L’elemento essenziale per la mitigazione dei danni entro una regione di interesse consiste proprio nel tempestivo e progressivo aumento o riduzione delle misure di sicurezza, in funzione dello stato di allerta in corso.
Le misure di sicurezza elencate qui di seguito non sono indipendenti, ma compongono un’ovvia GERARCHIA: esse infatti acquistano significato solo se attivate in un certo insieme ed in un certo ordine, come parte di uno scenario di risposta alla previsione.
a) Misure di sicurezza PERMANENTI, che possono essere adottate nell’arco di decenni:
– Limitazioni nell’utilizzo del territorio, specialmente per strutture ad elevato rischio ed attività che possono indurre terremoti
– Normativa sismica per l’edilizia, che richieda l’adeguamento antisismico degli edifici;
– Restrizione delle norme generali di sicurezza;
– Potenziamento dei servizi di pubblica sicurezza;
– Assicurazione e tassazione specifica;
– Raccolta ed analisi dei dati per la stima del rischio sismico e per l’identificazione dei precursori del terremoto.

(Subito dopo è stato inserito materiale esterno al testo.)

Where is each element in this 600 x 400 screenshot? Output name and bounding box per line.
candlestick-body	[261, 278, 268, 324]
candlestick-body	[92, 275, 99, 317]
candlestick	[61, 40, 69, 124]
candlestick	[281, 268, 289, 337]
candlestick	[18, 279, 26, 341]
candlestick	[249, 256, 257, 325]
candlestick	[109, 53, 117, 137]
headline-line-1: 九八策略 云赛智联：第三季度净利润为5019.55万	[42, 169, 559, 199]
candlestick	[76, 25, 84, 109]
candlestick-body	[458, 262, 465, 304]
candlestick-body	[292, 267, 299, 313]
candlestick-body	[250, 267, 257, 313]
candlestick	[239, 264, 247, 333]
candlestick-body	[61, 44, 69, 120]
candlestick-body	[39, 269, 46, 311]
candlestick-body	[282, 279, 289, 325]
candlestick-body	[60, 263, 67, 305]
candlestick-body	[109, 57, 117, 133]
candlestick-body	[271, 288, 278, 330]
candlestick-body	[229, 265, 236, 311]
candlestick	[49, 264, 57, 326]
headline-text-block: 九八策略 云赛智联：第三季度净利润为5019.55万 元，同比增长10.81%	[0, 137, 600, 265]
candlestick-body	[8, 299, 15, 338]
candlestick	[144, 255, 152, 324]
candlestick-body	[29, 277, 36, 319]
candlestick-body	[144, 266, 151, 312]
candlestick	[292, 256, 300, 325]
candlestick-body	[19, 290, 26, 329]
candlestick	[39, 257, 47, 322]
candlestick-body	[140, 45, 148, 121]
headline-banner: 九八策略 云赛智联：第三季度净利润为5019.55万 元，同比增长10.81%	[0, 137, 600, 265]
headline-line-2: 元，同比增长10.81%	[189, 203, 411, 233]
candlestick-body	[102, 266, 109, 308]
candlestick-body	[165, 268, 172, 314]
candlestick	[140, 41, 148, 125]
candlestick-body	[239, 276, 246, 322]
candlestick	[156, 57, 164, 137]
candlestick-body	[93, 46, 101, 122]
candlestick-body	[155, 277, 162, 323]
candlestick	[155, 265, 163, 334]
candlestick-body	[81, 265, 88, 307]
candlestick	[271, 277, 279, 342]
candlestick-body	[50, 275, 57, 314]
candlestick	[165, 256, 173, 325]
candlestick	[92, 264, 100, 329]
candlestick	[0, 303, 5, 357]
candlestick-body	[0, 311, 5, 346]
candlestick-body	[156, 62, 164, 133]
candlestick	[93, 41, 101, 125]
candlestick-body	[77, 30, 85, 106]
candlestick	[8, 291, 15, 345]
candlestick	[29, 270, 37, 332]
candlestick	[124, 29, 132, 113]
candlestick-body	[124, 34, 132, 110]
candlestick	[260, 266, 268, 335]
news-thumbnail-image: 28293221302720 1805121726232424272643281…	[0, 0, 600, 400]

– Preparazione della risposta alla previsione e delle attività post-disastro:pianificazione; definizione della normativa di base; accumulo delle scorte;
simulazione degli allarmi, formazione della popolazione, ecc.
b) Misure di sicurezza TEMPORANEE, che possono essere adottate come risposta ad un allarme:
– Rafforzamento delle misure di sicurezza permanenti (si veda l’elenco precedente);
– Applicazione di una legislazione di emergenza (fino alla legge marziale), per consentire una risposta razionale alla previsione;
– Applicazione di disposizioni economiche obbligatorie;
– Neutralizzazione delle potenziali sorgenti ad alto rischio: linee di comunicazione (elettrodotti, oledotti, gasdotti, ecc.); centrali nucleari; impianti chimici; edifici precari (sospensione delle attività, parziale disassemblaggio, demolizione, ecc);
– Evacuazione della popolazione e di strutture altamente vulnerabili (e.g scuole ed ospedali);
– Mobilizzazione dei servizi di soccorso;
– Predisposizione delle misure di intervento e soccorso a lungo termine (ripristino delle strutture abitative, degli apparati produttivi e delle attività lavorative, ecc);
– Monitoraggio dei cambiamenti socio-economici e previsione-prevenzione dei rischi eventualmente indotti;
ULTERIORI AZIONI concrete che possono essere intraprese con discrezione sono:
– Definizione di un piano di ristrutturazione per gli edifici strategici nell’area allertata;
- Verifica della pronta operatività dei piani di soccorso;
– Verifica dello stato degli alloggi temporanei (e.g. tende, strutture prefabbricate, ecc), eventualmente immagazzinate nei centri della Protezione Civile, e garanzia della loro pronta disponibilità;
– Intensificazione delle pratiche di prontezza operativa, aumentando la frequenza delle attività che coinvolgono studenti e Protezione Civile;
– Diffusione sistematica, attraverso i media, di semplici istruzioni per la predisposizione di punti di soccorso, in corrispondenza delle parti più resistenti degli edifici, forniti dei viveri essenziali (acqua, cibi di emergenza, oggetti di primo soccorso, ecc.).
Le misure elencate sono, seppur in modo diverso, applicabili su scala internazionale, nazionale, regionale e locale.